Combination storm screens play an important role in conserving heat and keeping your home dry and insulated. Check out these simple steps to make sure your screens are in tip-top shape.

3 simple fixes for combination storm screens

Replacing broken parts

Some windows combine three functions in one; that is, they perform as ordinary glazed windows, but they also have permanent storm and screen sections that can be slid into place in season. Typically framed in aluminum, combination windows have three channels running along each side of the frame to hold two glass sashes and one screen sash.

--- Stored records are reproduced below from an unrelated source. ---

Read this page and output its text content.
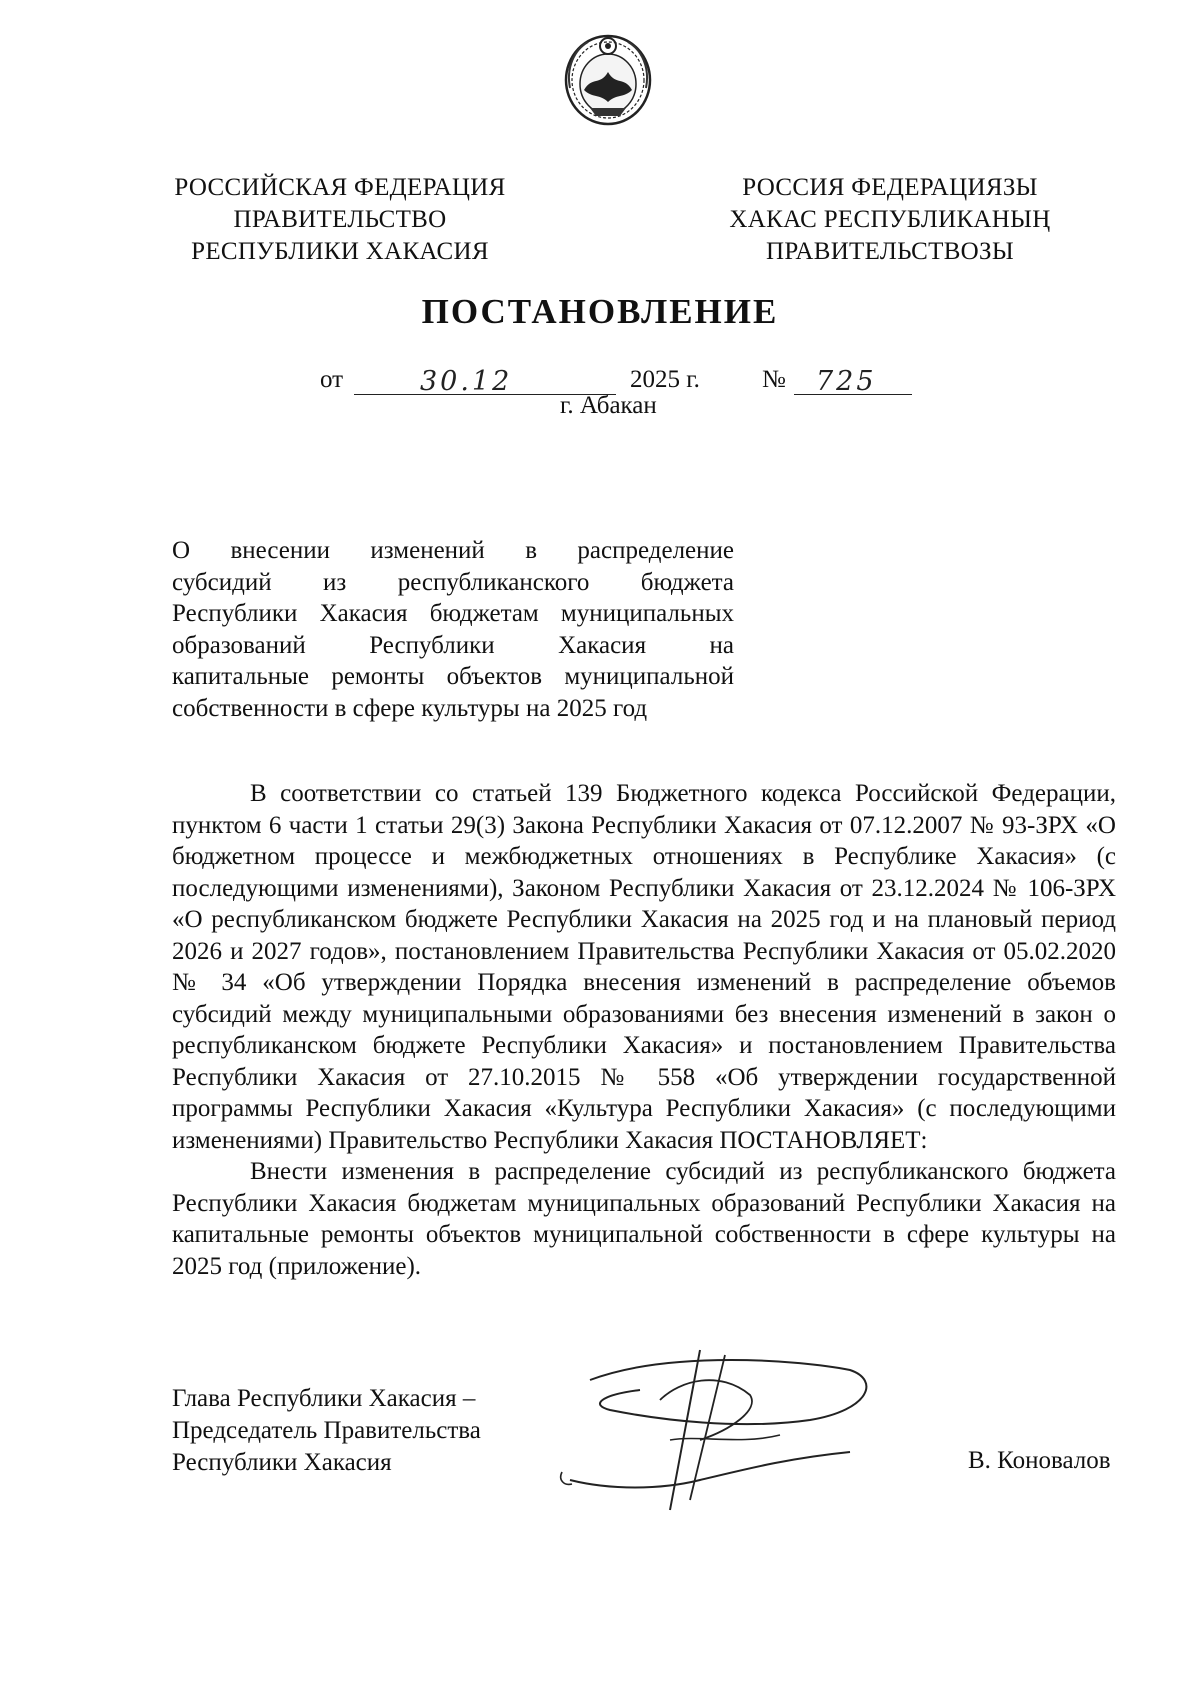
РОССИЙСКАЯ ФЕДЕРАЦИЯ
ПРАВИТЕЛЬСТВО
РЕСПУБЛИКИ ХАКАСИЯ
РОССИЯ ФЕДЕРАЦИЯЗЫ
ХАКАС РЕСПУБЛИКАНЫҢ
ПРАВИТЕЛЬСТВОЗЫ
ПОСТАНОВЛЕНИЕ
от	30.12	2025 г. № 725
г. Абакан
О внесении изменений в распределение
субсидий из республиканского бюджета
Республики Хакасия бюджетам муниципальных
образований Республики Хакасия на
капитальные ремонты объектов муниципальной
собственности в сфере культуры на 2025 год

В соответствии со статьей 139 Бюджетного кодекса Российской Федерации, пунктом 6 части 1 статьи 29(3) Закона Республики Хакасия от 07.12.2007 № 93-ЗРХ «О бюджетном процессе и межбюджетных отношениях в Республике Хакасия» (с последующими изменениями), Законом Республики Хакасия от 23.12.2024 № 106-ЗРХ «О республиканском бюджете Республики Хакасия на 2025 год и на плановый период 2026 и 2027 годов», постановлением Правительства Республики Хакасия от 05.02.2020 № 34 «Об утверждении Порядка внесения изменений в распределение объемов субсидий между муниципальными образованиями без внесения изменений в закон о республиканском бюджете Республики Хакасия» и постановлением Правительства Республики Хакасия от 27.10.2015 № 558 «Об утверждении государственной программы Республики Хакасия «Культура Республики Хакасия» (с последующими изменениями) Правительство Республики Хакасия ПОСТАНОВЛЯЕТ:

Внести изменения в распределение субсидий из республиканского бюджета Республики Хакасия бюджетам муниципальных образований Республики Хакасия на капитальные ремонты объектов муниципальной собственности в сфере культуры на 2025 год (приложение).

Глава Республики Хакасия –
Председатель Правительства
Республики Хакасия	В. Коновалов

The three channels are staggered to make three openings of slightly different sizes; each of the three sashes thus fits in one and only one of the channels.

If a channel guide or slide tab is broken, you may or may not be able to get replacement parts, depending on the manufacturer.

  • If you know the installer, start your search there.
  • If the manufacturer's name appears on the unit, call hardware stores or storm window installers and ask if they have parts and can install them.
  • Otherwise, take the broken part to the store to see if they have a match. They should be able to install the parts at minimal cost or else show you how to put them in yourself.

Unclog the weep holes

Along the bottom of your storm-window unit, you may find two or more small grooves that make for small openings, called weep holes, when the storm is closed.

  • If they are painted over, open them up with the end of a screwdriver.
  • If you are painting, don't seal them; they serve a good purpose. Condensation can cause moisture to build up between the window and the storm window. Weep holes allow the moisture to escape.

Frames and faulty fits

Look at the top of your storm and screen unit, where a sash meets the window frame. Do you see anything that suggests a bad fit? Is the top of the sash not parallel to the top of the frame, for example? Can you feel any air movement on one side, even with the window closed? These are indications that the unit was put in out-of-square and will never effectively keep out the cold.

  • Call the installer to correct the problem, if possible, or hire someone else to reinstall the unit correctly.
  • Slide the sashes up and down, and examine where they meet the channels of the frame.
  • There should be a gasket — often made of a fuzzy material — that seals the sash against the frame. If the gasket is worn or cracked, install stick-on weather-stripping or a new gasket. A poor seal wastes energy.

There you have it -- 3 simple steps to make sure your storm screens are in perfect shape! Not only will this make your house warming by conserving heat, but it will cut down on your energy costs. That's a win-win for any household!